新潟◆出雲崎町/妻入り街道【本部スタッフ・出雲崎だより】
本部・地域担当より
盗人に 取り残されし 窓の月」
良りょう寛かんが寝ている時に泥棒に入られたが金目のものが全く無く、(気づいていたが寝たふりをして)掛け布団を取らせてあげたという逸話を呼んだ句。泥棒がその布団で幸せになれば良いと、いう良寛の寛大な心を表した。
そんな良寛が生まれたのは越後の海沿いの出雲崎町。江戸時代、東北と京都を結ぶ北前船や佐渡金山からの寄港地であり宿場町でした。

▲街道と海に対して建物は縦方向で並ぶ。日本海へ山が迫る狭い地域で、先人達が作り出した生活様式。
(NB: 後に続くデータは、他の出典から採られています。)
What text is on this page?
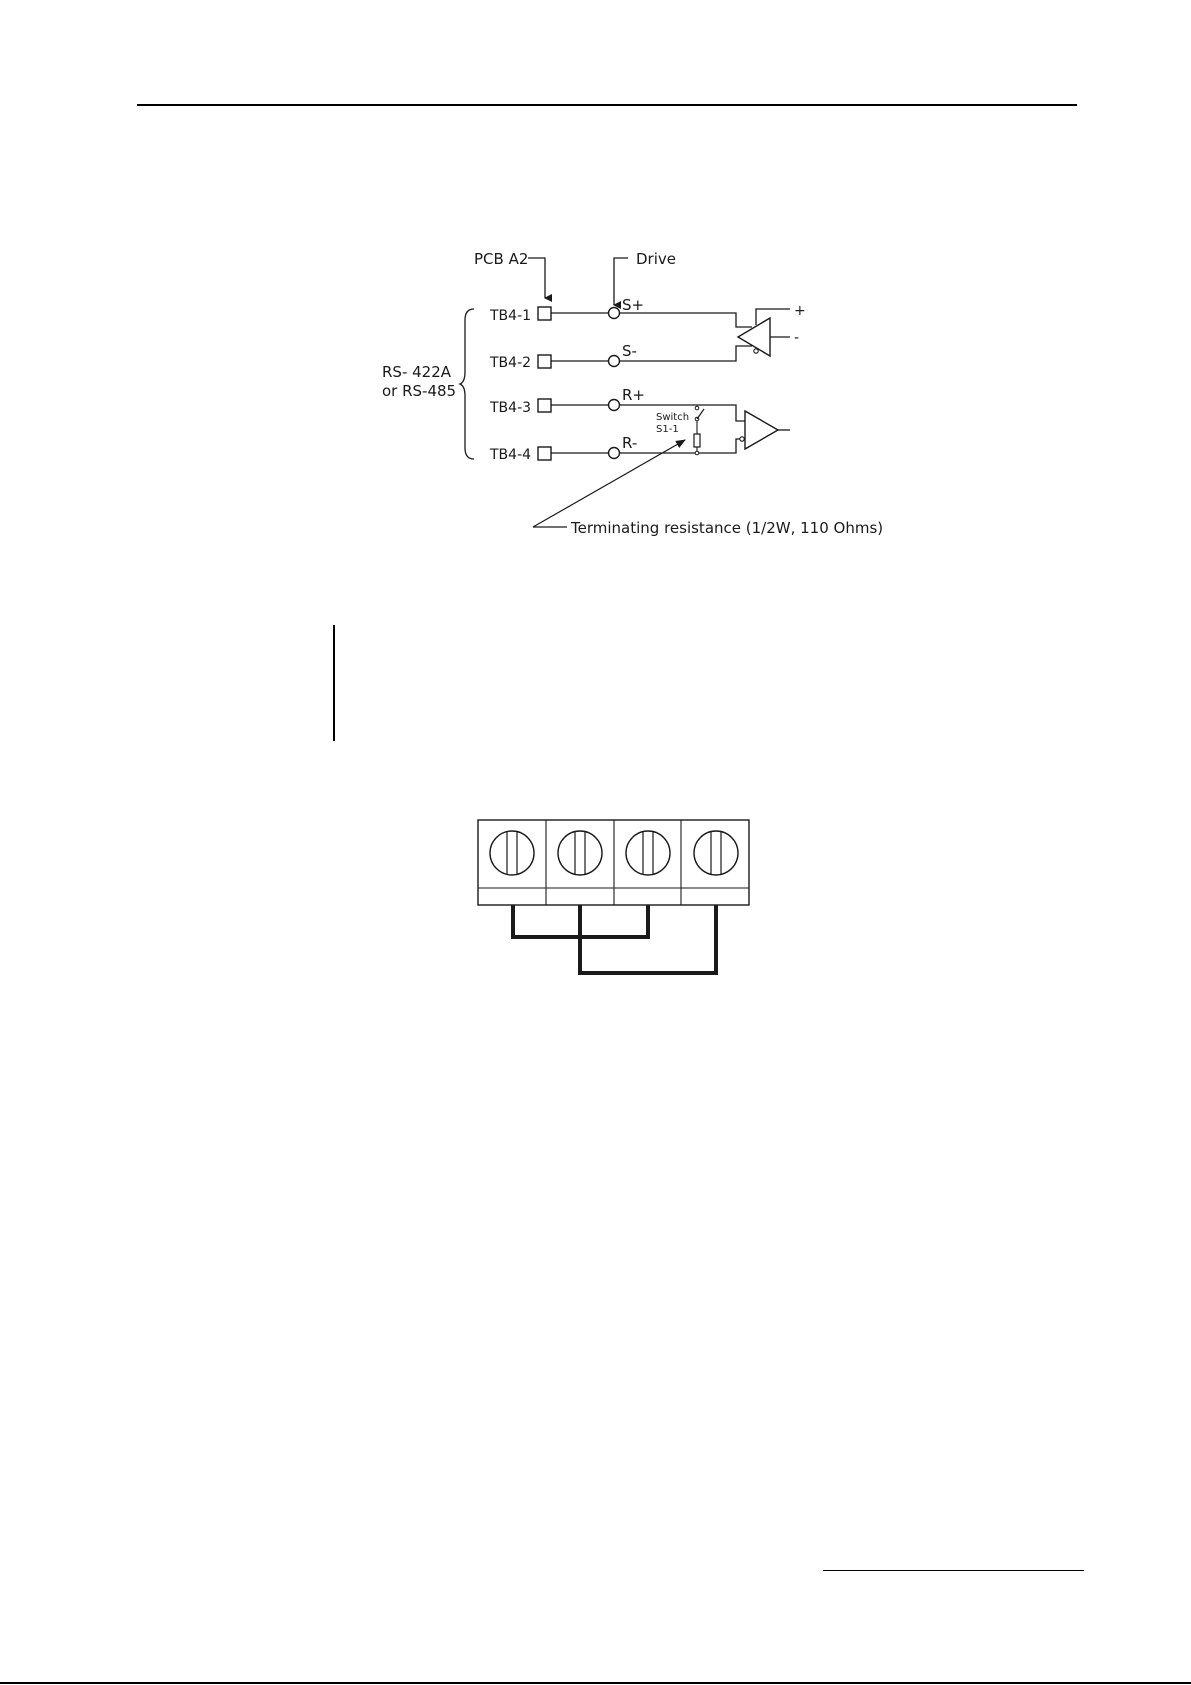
PCB A2	Drive
RS- 422A
or RS-485
TB4-1
TB4-2
TB4-3
TB4-4
S+
S-
R+
R-
+
-
Switch
S1-1
Terminating resistance (1/2W, 110 Ohms)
そんな町ではたくさんの人が行き交うため、多くの建物(店や宿)が必要となり、生れたのが道路に面した部分を狭く、奥行きが長い建物。
俗に言う町屋造りです。当時は建物が道路に面した長さ(間口)で、税金や役割負担の大きさが決められていたため、
その対策としてこのような細長いに建物が作られることもありました。
ただ、出雲崎町ではそれに加え、日本海からの暴風避けとしての対策もありました。
「妻」とは建物の側面を指し、そちら側に玄関(出入り口)を設けた造りを妻入造りと言い、それに対して一般的なのが平入り造りです。
本来は北国街道という国道ですが、4㎞にも及び妻入り住宅が立ち並ぶことからいつしか〝妻入り街道〞と呼ばれるようになりました。
美味い海の幸を食べに是非、訪れてみてはいかがでしょうか、良寛記念館も街道から少し山側へ入ったところにあります。